For that matter, asynchronicity comes to the rescue, as it gives a sense of parallelism to a single thread programming language, the program still runs in a single thread but not in an ordered, sequential manner, it implements some mechanisms that we are going to dig into later, that allow the program to continue its execution while waiting for the results from other tasks.

The first mechanism that implements this concept is CALLBACKS, a function that does something asynchronously should provide a callback argument where you put the code to run after it's complete. I'm not going to spend much time explaining this concept as there are unlimited resources and examples all over the internet, but i think the idea is clear, the problem emerges when a series of functions depend on each other results, we have many nested functions that become a callback hell.

callback hell

The next mechanism that emerges from this hell called promises, built on callbacks but it allows a much cleaner implementation, as the name suggests, it is a function that promises to return the result whenever it is available, when it finishes the task, it should call one of these callbacks, 'resolve' if the code success, 'reject' if an error occurred, the callbacks are internal to the promise, so you don't have to deal with them directly in the code, that avoids the CB hell, and you just base your code on the promise if it's a success then you execute some task if not you handle the error, besides this it allows a natural order of code, many calls and chaining of CBs hell with the possibility to pass the result value.

promises

Better isn't it?!

Well, the community doesn't stop here, the current implementation of the asynchronicity is much cleaner and straight forward, async/await, a special syntax to work with promises, async before a function means a function always return a promise, other values are wrapped in a resolved promise automatically, await work inside an async function, it makes the program wait until that promise settles.

async/await

Now that we covered the big picture of this subject, you know the context in which this works and the different implementations that exist, we can explore how this stuff works.

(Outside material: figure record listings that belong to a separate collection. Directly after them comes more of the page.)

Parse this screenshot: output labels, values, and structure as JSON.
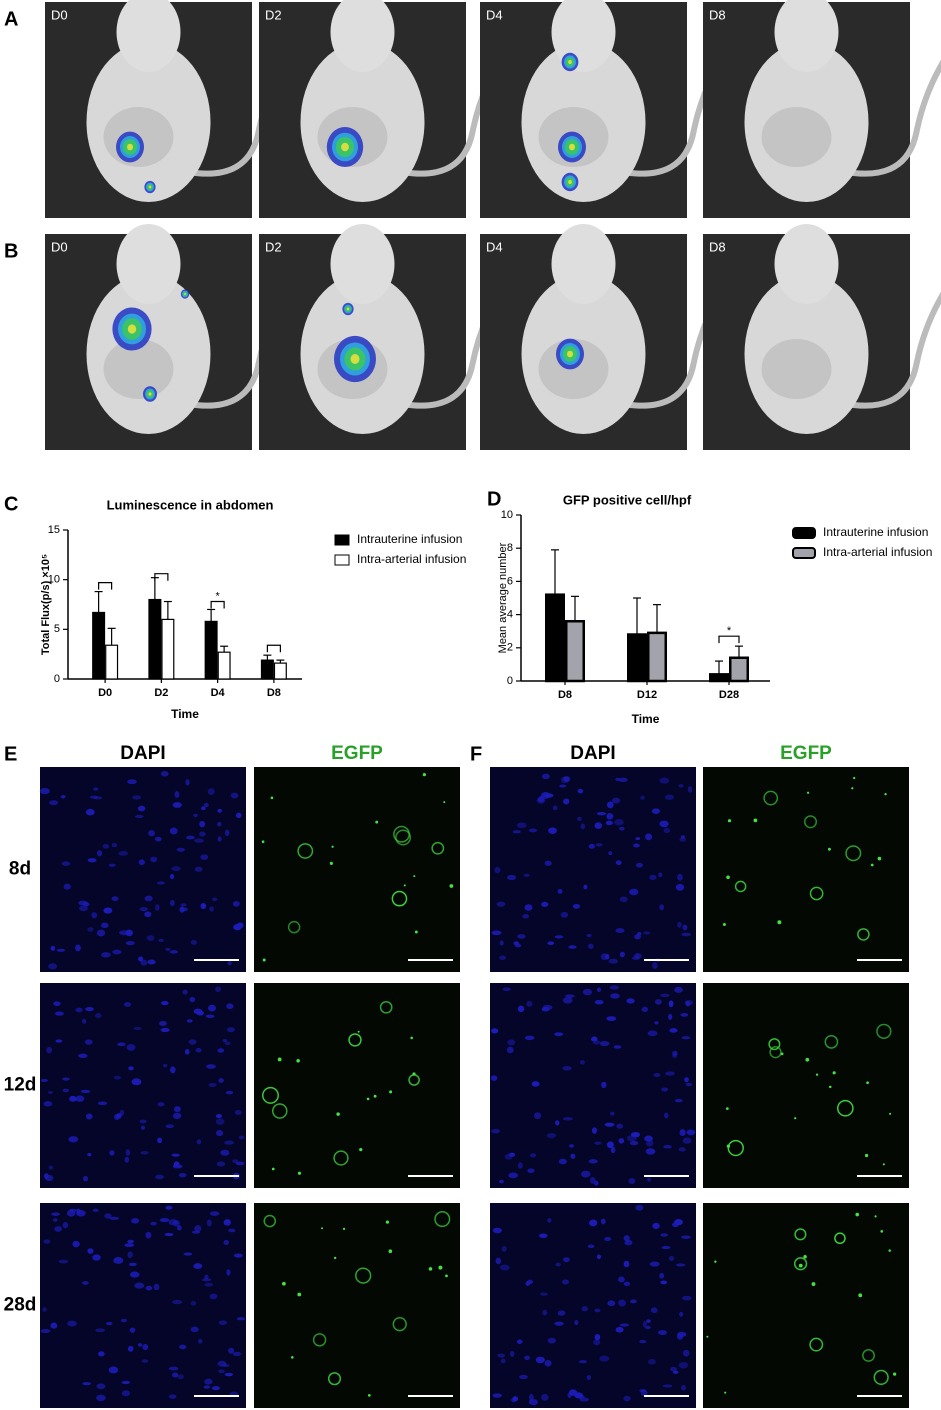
{
  "imaging": [
    {
      "panel": "A",
      "days": [
        "D0",
        "D2",
        "D4",
        "D8"
      ]
    },
    {
      "panel": "B",
      "days": [
        "D0",
        "D2",
        "D4",
        "D8"
      ]
    }
  ],
  "chart_data": [
    {
      "type": "bar",
      "panel": "C",
      "title": "Luminescence in abdomen",
      "xlabel": "Time",
      "ylabel": "Total Flux(p/s) ×10⁵",
      "categories": [
        "D0",
        "D2",
        "D4",
        "D8"
      ],
      "series": [
        {
          "name": "Intrauterine infusion",
          "color": "#000000",
          "values": [
            6.7,
            8.0,
            5.8,
            1.9
          ],
          "errors": [
            2.1,
            2.2,
            1.2,
            0.5
          ]
        },
        {
          "name": "Intra-arterial infusion",
          "color": "#ffffff",
          "values": [
            3.4,
            6.0,
            2.7,
            1.6
          ],
          "errors": [
            1.7,
            1.8,
            0.6,
            0.3
          ]
        }
      ],
      "ylim": [
        0,
        15
      ],
      "yticks": [
        0,
        5,
        10,
        15
      ],
      "brackets": [
        {
          "index": 0,
          "y": 9.7
        },
        {
          "index": 1,
          "y": 10.6
        },
        {
          "index": 2,
          "y": 7.8,
          "label": "*"
        },
        {
          "index": 3,
          "y": 3.4
        }
      ]
    },
    {
      "type": "bar",
      "panel": "D",
      "title": "GFP positive cell/hpf",
      "xlabel": "Time",
      "ylabel": "Mean average number",
      "categories": [
        "D8",
        "D12",
        "D28"
      ],
      "series": [
        {
          "name": "Intrauterine infusion",
          "color": "#000000",
          "values": [
            5.2,
            2.8,
            0.4
          ],
          "errors": [
            2.7,
            2.2,
            0.8
          ]
        },
        {
          "name": "Intra-arterial infusion",
          "color": "#a3a3ab",
          "values": [
            3.6,
            2.9,
            1.4
          ],
          "errors": [
            1.5,
            1.7,
            0.7
          ]
        }
      ],
      "ylim": [
        0,
        10
      ],
      "yticks": [
        0,
        2,
        4,
        6,
        8,
        10
      ],
      "brackets": [
        {
          "index": 2,
          "y": 2.7,
          "label": "*"
        }
      ]
    }
  ],
  "microscopy": [
    {
      "panel": "E",
      "channels": [
        "DAPI",
        "EGFP"
      ],
      "timepoints": [
        "8d",
        "12d",
        "28d"
      ]
    },
    {
      "panel": "F",
      "channels": [
        "DAPI",
        "EGFP"
      ]
    }
  ]
}
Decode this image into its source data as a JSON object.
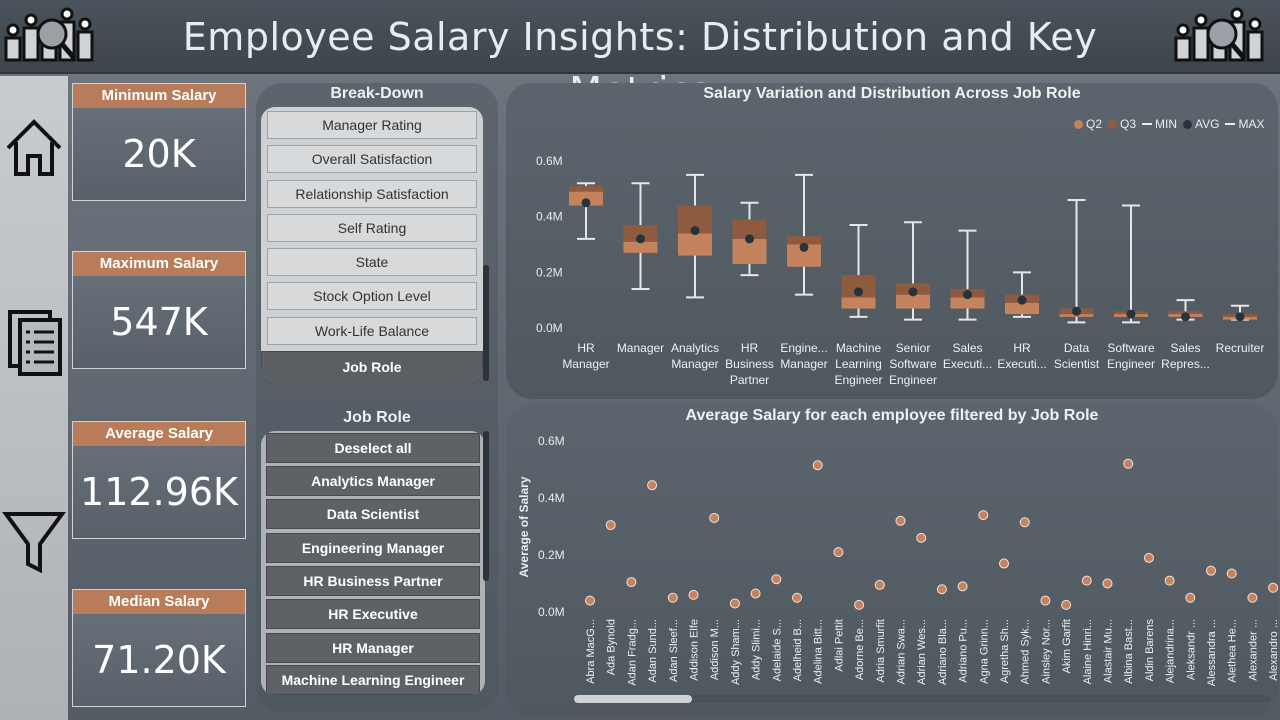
{
  "header": {
    "title": "Employee Salary Insights: Distribution and Key Metrics"
  },
  "colors": {
    "accent": "#b97c5a",
    "q2": "#c4835c",
    "q3": "#8e5a40",
    "avg": "#27323a",
    "whisker": "#e6e6e6"
  },
  "nav": {
    "items": [
      "home-icon",
      "document-icon",
      "filter-icon"
    ]
  },
  "kpis": [
    {
      "label": "Minimum Salary",
      "value": "20K"
    },
    {
      "label": "Maximum Salary",
      "value": "547K"
    },
    {
      "label": "Average Salary",
      "value": "112.96K"
    },
    {
      "label": "Median Salary",
      "value": "71.20K"
    }
  ],
  "breakdown": {
    "title": "Break-Down",
    "items": [
      "Manager Rating",
      "Overall Satisfaction",
      "Relationship Satisfaction",
      "Self Rating",
      "State",
      "Stock Option Level",
      "Work-Life Balance",
      "Job Role"
    ],
    "selected": "Job Role"
  },
  "jobrole_slicer": {
    "title": "Job Role",
    "items": [
      "Deselect all",
      "Analytics Manager",
      "Data Scientist",
      "Engineering Manager",
      "HR Business Partner",
      "HR Executive",
      "HR Manager",
      "Machine Learning Engineer"
    ]
  },
  "chart_data": [
    {
      "type": "box",
      "title": "Salary Variation and Distribution Across Job Role",
      "legend": [
        "Q2",
        "Q3",
        "MIN",
        "AVG",
        "MAX"
      ],
      "legend_position": "top-right",
      "ylim": [
        0,
        0.6
      ],
      "yticks": [
        "0.0M",
        "0.2M",
        "0.4M",
        "0.6M"
      ],
      "categories": [
        [
          "HR",
          "Manager"
        ],
        [
          "Manager"
        ],
        [
          "Analytics",
          "Manager"
        ],
        [
          "HR",
          "Business",
          "Partner"
        ],
        [
          "Engine...",
          "Manager"
        ],
        [
          "Machine",
          "Learning",
          "Engineer"
        ],
        [
          "Senior",
          "Software",
          "Engineer"
        ],
        [
          "Sales",
          "Executi..."
        ],
        [
          "HR",
          "Executi..."
        ],
        [
          "Data",
          "Scientist"
        ],
        [
          "Software",
          "Engineer"
        ],
        [
          "Sales",
          "Repres..."
        ],
        [
          "Recruiter"
        ]
      ],
      "min": [
        0.32,
        0.14,
        0.11,
        0.19,
        0.12,
        0.04,
        0.03,
        0.03,
        0.04,
        0.02,
        0.02,
        0.03,
        0.03
      ],
      "q1": [
        0.44,
        0.27,
        0.26,
        0.23,
        0.22,
        0.07,
        0.07,
        0.07,
        0.05,
        0.04,
        0.04,
        0.04,
        0.03
      ],
      "median": [
        0.49,
        0.31,
        0.34,
        0.32,
        0.3,
        0.11,
        0.12,
        0.11,
        0.09,
        0.05,
        0.05,
        0.05,
        0.04
      ],
      "q3": [
        0.51,
        0.37,
        0.44,
        0.39,
        0.33,
        0.19,
        0.16,
        0.14,
        0.12,
        0.07,
        0.06,
        0.06,
        0.05
      ],
      "avg": [
        0.45,
        0.32,
        0.35,
        0.32,
        0.29,
        0.13,
        0.13,
        0.12,
        0.1,
        0.06,
        0.05,
        0.04,
        0.04
      ],
      "max": [
        0.52,
        0.52,
        0.55,
        0.45,
        0.55,
        0.37,
        0.38,
        0.35,
        0.2,
        0.46,
        0.44,
        0.1,
        0.08
      ]
    },
    {
      "type": "scatter",
      "title": "Average Salary for each employee filtered by Job Role",
      "ylabel": "Average of Salary",
      "ylim": [
        0,
        0.6
      ],
      "yticks": [
        "0.0M",
        "0.2M",
        "0.4M",
        "0.6M"
      ],
      "categories": [
        "Abra MacG...",
        "Ada Bynold",
        "Adan Fradg...",
        "Adan Sund...",
        "Adan Sleef...",
        "Addison Elfe",
        "Addison M...",
        "Addy Sham...",
        "Addy Slimi...",
        "Adelaide S...",
        "Adelheid B...",
        "Adelina Bitt...",
        "Adlai Pettit",
        "Adorne Be...",
        "Adria Smurfit",
        "Adrian Swa...",
        "Adrian Wes...",
        "Adriano Bla...",
        "Adriano Pu...",
        "Agna Grinn...",
        "Agretha Sh...",
        "Ahmed Syk...",
        "Ainsley Nor...",
        "Akim Garfit",
        "Alaine Hinri...",
        "Alastair Mu...",
        "Albina Bast...",
        "Aldin Barens",
        "Alejandrina...",
        "Aleksandr ...",
        "Alessandra ...",
        "Alethea He...",
        "Alexander ...",
        "Alexandro ..."
      ],
      "values": [
        0.04,
        0.305,
        0.105,
        0.445,
        0.05,
        0.06,
        0.33,
        0.03,
        0.065,
        0.115,
        0.05,
        0.515,
        0.21,
        0.025,
        0.095,
        0.32,
        0.26,
        0.08,
        0.09,
        0.34,
        0.17,
        0.315,
        0.04,
        0.025,
        0.11,
        0.1,
        0.52,
        0.19,
        0.11,
        0.05,
        0.145,
        0.135,
        0.05,
        0.085
      ]
    }
  ]
}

In reality, it always boils down to callbacks as they are the main mechanism to implement asynchronicity, so we may consider, both, promises and async/await as syntactic sugar and clever CBs implementations that allows your code to be clean and readable, for instance, the async/await uses Generators to achieve its functionality, a generator is a function that can return multiple values instead of just one final return, it uses yield to return many times one after another and on-demand, the await statement is just yielded statement under the hood to pause execution, that allows the async function to pull out the value of a promise even though it is nested inside a callback function.

From an execution angle, you have to know how single thread languages work, a language like JavaScript work with an event loop that decides which code to execute next, an event is fired due to some trigger, and consecutive functions are fired after that until there is nothing to call.

For that matter, it uses some data structures to keep track of the execution timeline, a call-stack (LIFO), a message queue (FIFO), and a job queue (FIFO), you can imagine the event loop as a continuous job that loops on those data structure to execute waiting tasks (messages).

event loop

So when a program start, it goes through lines of code in an asynchronous manner, every function call in the way is added to the call-stack to keep track of the execution, what function is currently being run, and what functions are called from within that function, while events (onClick, onLoad, callbacks) are queued in the message queue, with promises, a special queue is implemented to keep track of their execution (job queue).

You can think of this as follow, a message queue is a macro-tasks queue and call-stack is the micro-tasks queue, the event loop check if there is any macro-task, if yes, it takes the oldest one, it executes the correspondent micro-tasks then it goes back in another round to the macro-task and continues this way until its empty.

I hope this article clarifies some concept for you, thanks.